Top 5 DCI Trends of 2016

Jim Theodoras
padlock

2015 was a seminal year for data center interconnect (DCI) technology. It was the year that ever increasing spending by big data center operators and Internet content providers finally made the communications industry take note. No longer second fiddle to large Tier 1 Service Providers, large data centers were finally heard when they said “we need something different”. And the optical communications industry responded in a big way, not just tweaking existing products, but launching entirely new product lines to serve their big needs (and big spend). But if DCI hype reigned supreme for 2015, what does 2016 have in store for us all? Well, with the disclaimer that one predicts the future at his own peril, there are 5 major trends that I think show signs of being huge for DCI in 2016:

1. Power Efficiency Will Continue to Dominate

Power efficiency has always been important to DCI and it will stay on the agenda in 2016. Data center operators have plenty of money and space, just not power. They are literally building underfilled warehouses in the hopes that future power efficiency gains will allow them to fill them to capacity.

2. Peering Will Be a Key Growth Area

Peering is basically the direct sharing of customers between content providers. It’s very inefficient to go to the public Internet and back again when the same customer is accessing servers in a common colocation facility. At the minimum, it’s a cable between two adjacent servers. At the maximum, it may be a dedicated transport link between cities. But no matter the physical link, only a limited amount of customer parameters and traffic is shared, and never are two competing private networks physically connected. Click here for more information on the types of peering.

3. We’ll See a Shift Towards Physical Layer Encryption

The entire Internet uses IPsec for security. So when it was discovered that IPsec links are relatively easy to compromise, data center operators and internet content providers turned to encryption higher up in the Open Systems Interconnection networking stack, namely Secure Sockets Layer (SSL) and custom variants of it for enhanced protection. They are now realizing, however, that the same techniques used to compromise IPsec work for SSL as well, and the only true way of protecting data as it transverses between their secure data centers is physical layer encryption on the fiber itself.

4. Open Architectures Will Appear

Openness will transition from theory to practice in 2016, on both the hardware and software sides.

On the hardware front, Open Optical Line Systems will appear that allow data center operators to leverage the fact that while servers and switches may be replaced every three years, the optical line system gear-like channel multiplexers and optical amplifiers can last much longer, and fiber is forever. Data center operators will now be able to build fiber optic information highways that any server, switch, or router can ride between destinations.

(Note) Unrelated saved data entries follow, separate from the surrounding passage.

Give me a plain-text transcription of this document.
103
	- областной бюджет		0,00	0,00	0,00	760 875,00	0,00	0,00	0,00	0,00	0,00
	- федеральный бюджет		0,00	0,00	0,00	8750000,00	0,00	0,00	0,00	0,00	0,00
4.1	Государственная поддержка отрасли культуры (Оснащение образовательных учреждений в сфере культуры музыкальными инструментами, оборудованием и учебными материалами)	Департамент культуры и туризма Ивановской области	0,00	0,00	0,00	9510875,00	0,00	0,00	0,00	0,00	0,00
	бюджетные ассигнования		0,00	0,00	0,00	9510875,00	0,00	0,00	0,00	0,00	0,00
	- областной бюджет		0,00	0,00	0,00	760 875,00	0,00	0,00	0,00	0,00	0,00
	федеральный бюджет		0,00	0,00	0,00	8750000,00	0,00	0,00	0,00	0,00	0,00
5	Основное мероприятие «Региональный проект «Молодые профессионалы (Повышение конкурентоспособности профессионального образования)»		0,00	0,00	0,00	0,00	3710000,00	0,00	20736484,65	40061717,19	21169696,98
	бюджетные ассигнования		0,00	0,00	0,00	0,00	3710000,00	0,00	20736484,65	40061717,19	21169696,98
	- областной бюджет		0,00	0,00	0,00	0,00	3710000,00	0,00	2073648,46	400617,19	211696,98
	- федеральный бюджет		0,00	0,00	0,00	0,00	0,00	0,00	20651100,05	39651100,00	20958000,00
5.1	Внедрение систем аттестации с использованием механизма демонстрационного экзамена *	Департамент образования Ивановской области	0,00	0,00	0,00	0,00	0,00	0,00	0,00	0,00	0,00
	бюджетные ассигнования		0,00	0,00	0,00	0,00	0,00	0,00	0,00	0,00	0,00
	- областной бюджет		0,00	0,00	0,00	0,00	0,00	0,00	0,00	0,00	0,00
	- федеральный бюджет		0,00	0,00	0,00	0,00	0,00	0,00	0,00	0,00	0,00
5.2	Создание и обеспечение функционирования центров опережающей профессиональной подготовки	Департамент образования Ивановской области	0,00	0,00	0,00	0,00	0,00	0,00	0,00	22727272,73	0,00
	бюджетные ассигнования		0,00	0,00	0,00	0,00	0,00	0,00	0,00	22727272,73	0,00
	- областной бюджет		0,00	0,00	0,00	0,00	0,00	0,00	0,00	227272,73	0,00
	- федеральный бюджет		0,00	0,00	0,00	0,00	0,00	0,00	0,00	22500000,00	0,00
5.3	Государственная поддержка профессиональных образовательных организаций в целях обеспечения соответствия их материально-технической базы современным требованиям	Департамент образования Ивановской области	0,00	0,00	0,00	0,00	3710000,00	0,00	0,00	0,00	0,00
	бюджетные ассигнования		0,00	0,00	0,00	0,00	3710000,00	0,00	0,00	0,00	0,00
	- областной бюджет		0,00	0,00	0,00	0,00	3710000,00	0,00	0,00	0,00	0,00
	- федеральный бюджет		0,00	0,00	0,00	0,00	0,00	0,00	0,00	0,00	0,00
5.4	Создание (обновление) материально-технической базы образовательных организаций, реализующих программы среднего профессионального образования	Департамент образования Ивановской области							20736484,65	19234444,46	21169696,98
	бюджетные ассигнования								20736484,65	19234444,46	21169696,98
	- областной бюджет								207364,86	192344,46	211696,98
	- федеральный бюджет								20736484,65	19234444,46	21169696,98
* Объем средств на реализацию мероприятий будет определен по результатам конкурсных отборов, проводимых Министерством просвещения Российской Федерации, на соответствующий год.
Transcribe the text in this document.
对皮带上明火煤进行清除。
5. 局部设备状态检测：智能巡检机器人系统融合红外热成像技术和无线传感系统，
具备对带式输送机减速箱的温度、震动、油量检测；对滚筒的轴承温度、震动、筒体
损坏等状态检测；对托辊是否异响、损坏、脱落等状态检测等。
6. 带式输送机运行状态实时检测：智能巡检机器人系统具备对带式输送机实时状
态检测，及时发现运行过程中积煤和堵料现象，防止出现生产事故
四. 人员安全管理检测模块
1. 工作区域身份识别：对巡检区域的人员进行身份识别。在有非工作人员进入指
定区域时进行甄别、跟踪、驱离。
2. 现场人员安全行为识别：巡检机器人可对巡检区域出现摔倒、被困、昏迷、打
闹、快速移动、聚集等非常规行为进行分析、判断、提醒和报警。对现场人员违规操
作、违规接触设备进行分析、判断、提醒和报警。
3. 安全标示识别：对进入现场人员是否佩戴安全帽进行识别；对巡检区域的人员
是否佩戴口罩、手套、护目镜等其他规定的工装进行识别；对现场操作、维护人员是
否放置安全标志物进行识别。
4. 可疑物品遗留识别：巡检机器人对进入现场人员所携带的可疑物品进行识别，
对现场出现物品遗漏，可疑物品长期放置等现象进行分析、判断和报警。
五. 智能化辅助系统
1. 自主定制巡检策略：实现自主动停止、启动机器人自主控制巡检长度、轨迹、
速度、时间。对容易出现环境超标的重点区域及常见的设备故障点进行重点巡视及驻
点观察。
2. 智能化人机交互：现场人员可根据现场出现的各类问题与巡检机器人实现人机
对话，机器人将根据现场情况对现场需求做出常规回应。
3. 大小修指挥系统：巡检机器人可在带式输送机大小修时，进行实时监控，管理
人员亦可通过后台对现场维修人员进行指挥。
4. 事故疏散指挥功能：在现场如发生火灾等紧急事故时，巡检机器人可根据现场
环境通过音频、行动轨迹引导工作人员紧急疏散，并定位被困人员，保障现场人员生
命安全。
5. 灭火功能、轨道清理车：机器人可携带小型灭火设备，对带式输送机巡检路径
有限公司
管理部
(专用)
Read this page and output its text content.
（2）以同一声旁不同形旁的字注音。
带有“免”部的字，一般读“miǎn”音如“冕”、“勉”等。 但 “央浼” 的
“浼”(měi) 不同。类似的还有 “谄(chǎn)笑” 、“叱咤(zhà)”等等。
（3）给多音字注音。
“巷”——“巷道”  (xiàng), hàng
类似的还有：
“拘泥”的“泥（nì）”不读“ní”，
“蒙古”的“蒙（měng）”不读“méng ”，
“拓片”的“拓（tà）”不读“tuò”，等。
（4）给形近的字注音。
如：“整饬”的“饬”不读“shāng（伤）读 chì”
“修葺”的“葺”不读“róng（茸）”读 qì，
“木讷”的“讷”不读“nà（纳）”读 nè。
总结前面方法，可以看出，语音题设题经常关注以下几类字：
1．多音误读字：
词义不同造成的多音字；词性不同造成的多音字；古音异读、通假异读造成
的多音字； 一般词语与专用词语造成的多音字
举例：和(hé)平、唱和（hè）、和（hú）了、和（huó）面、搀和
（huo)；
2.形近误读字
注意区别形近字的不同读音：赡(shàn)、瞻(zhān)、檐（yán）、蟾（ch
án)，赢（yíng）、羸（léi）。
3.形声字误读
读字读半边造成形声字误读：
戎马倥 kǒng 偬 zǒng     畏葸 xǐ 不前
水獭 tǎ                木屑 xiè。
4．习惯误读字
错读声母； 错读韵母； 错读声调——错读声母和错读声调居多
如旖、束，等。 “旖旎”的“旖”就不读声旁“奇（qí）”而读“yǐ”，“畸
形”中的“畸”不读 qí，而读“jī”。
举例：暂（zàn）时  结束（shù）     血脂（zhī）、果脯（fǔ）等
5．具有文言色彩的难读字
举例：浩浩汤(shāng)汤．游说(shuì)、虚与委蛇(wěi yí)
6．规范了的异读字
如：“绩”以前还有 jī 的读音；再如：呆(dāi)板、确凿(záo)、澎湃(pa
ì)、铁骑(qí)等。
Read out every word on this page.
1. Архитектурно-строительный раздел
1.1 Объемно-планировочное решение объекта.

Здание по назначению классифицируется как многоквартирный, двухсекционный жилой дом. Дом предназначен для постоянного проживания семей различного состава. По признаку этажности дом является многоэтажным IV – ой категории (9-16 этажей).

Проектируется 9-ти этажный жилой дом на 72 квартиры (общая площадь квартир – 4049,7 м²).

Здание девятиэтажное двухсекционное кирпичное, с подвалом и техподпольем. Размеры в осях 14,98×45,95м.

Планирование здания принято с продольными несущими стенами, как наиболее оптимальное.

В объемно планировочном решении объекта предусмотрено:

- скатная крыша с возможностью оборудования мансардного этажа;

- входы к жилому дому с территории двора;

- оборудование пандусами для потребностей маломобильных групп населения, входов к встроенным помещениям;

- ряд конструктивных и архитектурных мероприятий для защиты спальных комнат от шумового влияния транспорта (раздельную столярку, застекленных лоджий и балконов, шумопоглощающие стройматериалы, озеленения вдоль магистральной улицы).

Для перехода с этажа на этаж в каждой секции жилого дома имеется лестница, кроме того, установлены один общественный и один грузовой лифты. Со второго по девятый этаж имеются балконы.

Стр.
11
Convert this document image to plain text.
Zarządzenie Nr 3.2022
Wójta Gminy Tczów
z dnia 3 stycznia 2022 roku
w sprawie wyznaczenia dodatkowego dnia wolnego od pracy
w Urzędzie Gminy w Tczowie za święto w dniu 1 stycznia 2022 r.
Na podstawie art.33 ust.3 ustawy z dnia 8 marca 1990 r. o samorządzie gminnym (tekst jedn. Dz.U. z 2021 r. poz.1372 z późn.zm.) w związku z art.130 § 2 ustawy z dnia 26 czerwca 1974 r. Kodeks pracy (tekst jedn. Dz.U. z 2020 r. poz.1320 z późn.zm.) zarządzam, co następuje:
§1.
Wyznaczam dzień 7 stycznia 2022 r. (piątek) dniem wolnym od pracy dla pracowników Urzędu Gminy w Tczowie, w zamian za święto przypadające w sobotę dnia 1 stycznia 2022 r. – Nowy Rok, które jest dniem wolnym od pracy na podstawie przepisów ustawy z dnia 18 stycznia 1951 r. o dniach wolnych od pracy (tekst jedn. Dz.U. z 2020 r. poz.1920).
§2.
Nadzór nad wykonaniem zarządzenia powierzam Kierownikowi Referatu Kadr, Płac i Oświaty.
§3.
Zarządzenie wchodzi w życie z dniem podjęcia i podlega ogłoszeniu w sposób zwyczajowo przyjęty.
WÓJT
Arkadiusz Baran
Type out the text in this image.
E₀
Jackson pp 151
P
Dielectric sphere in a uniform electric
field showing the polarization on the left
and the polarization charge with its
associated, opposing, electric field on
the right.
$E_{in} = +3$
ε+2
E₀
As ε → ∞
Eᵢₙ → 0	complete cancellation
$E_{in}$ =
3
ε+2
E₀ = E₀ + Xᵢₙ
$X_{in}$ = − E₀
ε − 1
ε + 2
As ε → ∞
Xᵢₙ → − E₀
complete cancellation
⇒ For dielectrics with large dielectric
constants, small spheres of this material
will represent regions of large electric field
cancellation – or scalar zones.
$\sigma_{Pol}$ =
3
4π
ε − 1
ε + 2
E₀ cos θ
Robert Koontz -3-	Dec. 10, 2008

On the software front, there are two important open efforts underway, one driven by service providers, and the other by content providers. Service providers as well as other industry leaders are working within the Internet Engineering Task Force to standardize on a common open software approach with its roots in OpenFlow. Meanwhile, several data center operators and content providers are putting their support behind OpenConfig. Both will enable future transport networks to be built that can be fully controlled by a top-level orchestration layer that is able to optimize multilayer end-to end packet flows.

5. The Trend to Flat Network Architectures Will Impact DCI

As consumer and business usage trends have changed, so has the traffic within networks. Today’s traffic patterns have created a rapid growth in “horizontal” traffic, which is data passed from machine-to-machine within a network. “Vertical” architectures that rely on pyramid like hierarchical layering are inefficient when processing horizontal traffic. Thus, data center operators and Internet content providers are looking to remove the vertical layers of their network. For example one major operator would like to move from five vertical layers to only two. This paradigm shift in network architectures is having a profound impact on DCI as well. In order to support these new flat network architectures, transport gear must provide much higher client port counts, channel density, and fiber spectral efficiency.